Amelia falls in love with Sir Geoffry, who perhaps predictably shows himself a true cad: he proposes marriage to the young girl (and the chapter ends with them kissing passionately) but the next day he rescinds his promise, acting as though nothing had happened. Amelia furiously confronts him. “I’ve that much of the ‘lady’ in me,” she says to her sister, “I don’t want him back.” Not knowing the match is off, Mrs. Burgess tells her niece, “You’ve gorn up in the world and left us all behind.” Amelia answers: “I’ll tell you what a ‘lady’ is: it’s talking correct grammar… never looking as if you were enjoying yourself, walking well, talking well, fooling well.” But Amelia’s anger has helped her recapture her sense of being natural. She is now free.
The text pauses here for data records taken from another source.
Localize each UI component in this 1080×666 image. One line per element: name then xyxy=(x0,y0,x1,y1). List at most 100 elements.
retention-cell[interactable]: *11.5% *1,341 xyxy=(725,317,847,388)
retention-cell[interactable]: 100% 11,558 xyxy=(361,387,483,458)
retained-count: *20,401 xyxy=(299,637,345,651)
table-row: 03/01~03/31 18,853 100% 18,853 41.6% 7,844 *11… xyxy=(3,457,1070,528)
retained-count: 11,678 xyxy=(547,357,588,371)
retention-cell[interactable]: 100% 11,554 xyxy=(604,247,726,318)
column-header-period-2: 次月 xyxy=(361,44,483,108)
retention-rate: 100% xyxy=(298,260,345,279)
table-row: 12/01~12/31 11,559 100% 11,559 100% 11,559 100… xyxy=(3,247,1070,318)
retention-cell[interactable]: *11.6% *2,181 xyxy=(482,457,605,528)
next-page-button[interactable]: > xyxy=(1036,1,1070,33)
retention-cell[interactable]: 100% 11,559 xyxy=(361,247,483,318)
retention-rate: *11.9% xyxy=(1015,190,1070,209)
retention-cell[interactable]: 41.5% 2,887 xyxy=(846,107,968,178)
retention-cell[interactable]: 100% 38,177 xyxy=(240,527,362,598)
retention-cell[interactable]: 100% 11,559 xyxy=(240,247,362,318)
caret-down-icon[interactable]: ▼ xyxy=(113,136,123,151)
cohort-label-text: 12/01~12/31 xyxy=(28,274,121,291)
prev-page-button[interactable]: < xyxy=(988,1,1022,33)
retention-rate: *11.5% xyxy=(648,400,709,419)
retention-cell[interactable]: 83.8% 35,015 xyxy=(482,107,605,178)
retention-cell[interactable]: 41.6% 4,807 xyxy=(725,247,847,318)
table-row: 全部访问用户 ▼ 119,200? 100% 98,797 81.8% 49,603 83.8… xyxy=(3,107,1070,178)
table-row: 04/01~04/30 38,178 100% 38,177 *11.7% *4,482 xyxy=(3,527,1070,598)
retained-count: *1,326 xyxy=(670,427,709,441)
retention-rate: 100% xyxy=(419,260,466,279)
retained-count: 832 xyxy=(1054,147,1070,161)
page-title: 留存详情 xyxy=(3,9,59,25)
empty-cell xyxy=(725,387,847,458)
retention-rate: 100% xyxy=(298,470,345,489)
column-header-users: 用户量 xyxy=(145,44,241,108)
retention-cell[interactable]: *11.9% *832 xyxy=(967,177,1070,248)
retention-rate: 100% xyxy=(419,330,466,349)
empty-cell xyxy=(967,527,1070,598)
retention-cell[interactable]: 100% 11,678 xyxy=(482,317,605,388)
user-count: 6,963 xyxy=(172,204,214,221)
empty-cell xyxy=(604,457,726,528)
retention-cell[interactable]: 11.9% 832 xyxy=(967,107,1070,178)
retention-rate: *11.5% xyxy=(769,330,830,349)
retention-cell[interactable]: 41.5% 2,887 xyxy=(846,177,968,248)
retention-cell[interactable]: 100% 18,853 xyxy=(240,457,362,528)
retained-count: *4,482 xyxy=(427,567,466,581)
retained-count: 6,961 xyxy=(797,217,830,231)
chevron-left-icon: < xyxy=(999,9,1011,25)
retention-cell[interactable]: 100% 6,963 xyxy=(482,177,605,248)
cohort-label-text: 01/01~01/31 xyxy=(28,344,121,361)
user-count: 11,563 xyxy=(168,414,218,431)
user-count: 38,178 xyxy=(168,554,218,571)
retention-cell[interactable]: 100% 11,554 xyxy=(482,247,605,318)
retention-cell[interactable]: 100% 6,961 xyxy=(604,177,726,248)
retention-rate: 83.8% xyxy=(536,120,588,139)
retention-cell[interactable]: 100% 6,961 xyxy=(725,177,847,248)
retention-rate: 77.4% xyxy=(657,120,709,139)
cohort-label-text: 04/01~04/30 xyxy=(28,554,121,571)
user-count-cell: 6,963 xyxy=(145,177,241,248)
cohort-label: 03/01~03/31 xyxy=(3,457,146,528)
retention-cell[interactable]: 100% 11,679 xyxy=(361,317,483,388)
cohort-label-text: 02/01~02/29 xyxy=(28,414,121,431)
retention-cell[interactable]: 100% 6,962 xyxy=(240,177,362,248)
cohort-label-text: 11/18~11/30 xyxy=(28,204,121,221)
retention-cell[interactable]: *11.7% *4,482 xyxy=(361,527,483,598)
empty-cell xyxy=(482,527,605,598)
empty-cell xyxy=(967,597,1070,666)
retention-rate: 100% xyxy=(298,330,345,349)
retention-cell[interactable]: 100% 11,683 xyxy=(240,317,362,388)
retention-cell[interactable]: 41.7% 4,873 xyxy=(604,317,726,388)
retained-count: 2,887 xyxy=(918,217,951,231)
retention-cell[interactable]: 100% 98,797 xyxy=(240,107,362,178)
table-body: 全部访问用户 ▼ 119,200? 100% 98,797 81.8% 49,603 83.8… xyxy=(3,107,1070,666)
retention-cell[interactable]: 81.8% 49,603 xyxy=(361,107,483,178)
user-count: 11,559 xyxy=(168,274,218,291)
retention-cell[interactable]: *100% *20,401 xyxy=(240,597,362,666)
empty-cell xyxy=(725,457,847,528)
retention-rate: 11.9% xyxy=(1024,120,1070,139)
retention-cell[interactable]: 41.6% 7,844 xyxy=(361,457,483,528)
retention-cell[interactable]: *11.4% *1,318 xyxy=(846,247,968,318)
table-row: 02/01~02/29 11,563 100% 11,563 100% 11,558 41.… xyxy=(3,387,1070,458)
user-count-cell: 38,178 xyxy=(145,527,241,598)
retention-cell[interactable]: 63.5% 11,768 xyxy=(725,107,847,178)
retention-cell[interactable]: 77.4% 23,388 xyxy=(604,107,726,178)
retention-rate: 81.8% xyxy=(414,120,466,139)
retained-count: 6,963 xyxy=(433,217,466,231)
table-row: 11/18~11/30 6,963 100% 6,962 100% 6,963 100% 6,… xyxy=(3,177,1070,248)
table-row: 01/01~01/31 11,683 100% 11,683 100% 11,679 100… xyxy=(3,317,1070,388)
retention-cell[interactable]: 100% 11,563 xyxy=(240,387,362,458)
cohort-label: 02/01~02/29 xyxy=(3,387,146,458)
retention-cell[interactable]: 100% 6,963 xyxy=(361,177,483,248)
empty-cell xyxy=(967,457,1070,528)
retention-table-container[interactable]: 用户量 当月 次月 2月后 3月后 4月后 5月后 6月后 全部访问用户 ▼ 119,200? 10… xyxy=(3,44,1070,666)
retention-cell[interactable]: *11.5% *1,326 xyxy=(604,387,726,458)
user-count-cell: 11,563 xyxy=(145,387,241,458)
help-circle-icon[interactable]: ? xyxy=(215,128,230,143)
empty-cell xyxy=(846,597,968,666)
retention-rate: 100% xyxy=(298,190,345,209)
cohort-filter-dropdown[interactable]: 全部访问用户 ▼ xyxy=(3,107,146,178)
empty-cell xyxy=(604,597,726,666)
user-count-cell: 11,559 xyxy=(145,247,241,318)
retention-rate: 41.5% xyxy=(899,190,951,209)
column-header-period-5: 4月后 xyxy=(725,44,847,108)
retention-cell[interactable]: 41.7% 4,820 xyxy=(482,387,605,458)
One major difficulty I found with Toy Gods is that Muriel and Sir Geoffry engage in long philosophical discussions, ones that that (for me) detracted from Amelia’s story. But the story has power, and I find it unforgettable.
Wilhelmina Pickering Stirling’s family itself embodied both the privileges of Society and a strong tradition of independent questioning. Society had stipulations for men as well as for women: while one brother, Spencer, became a chemist who discovered what is known today as Pickering stabilization, in Life’s Little Day Wilhelmina writes that her brother Rowland “determined to enter the medical profession, in spite of strong opposition, for those were days when to be a professional slayer of a visible enemy was an honorable calling, but to be a professional combattant…of germs and microbes…was not the occupation of a gentleman…” How ironic to read in these Covid-19 times!
In those years, too, writing novels was not the occupation of a “lady.” We are fortunate that today the De Morgan Foundation continues to fulfill Wilhelmina Stirling’s vision in so many ways.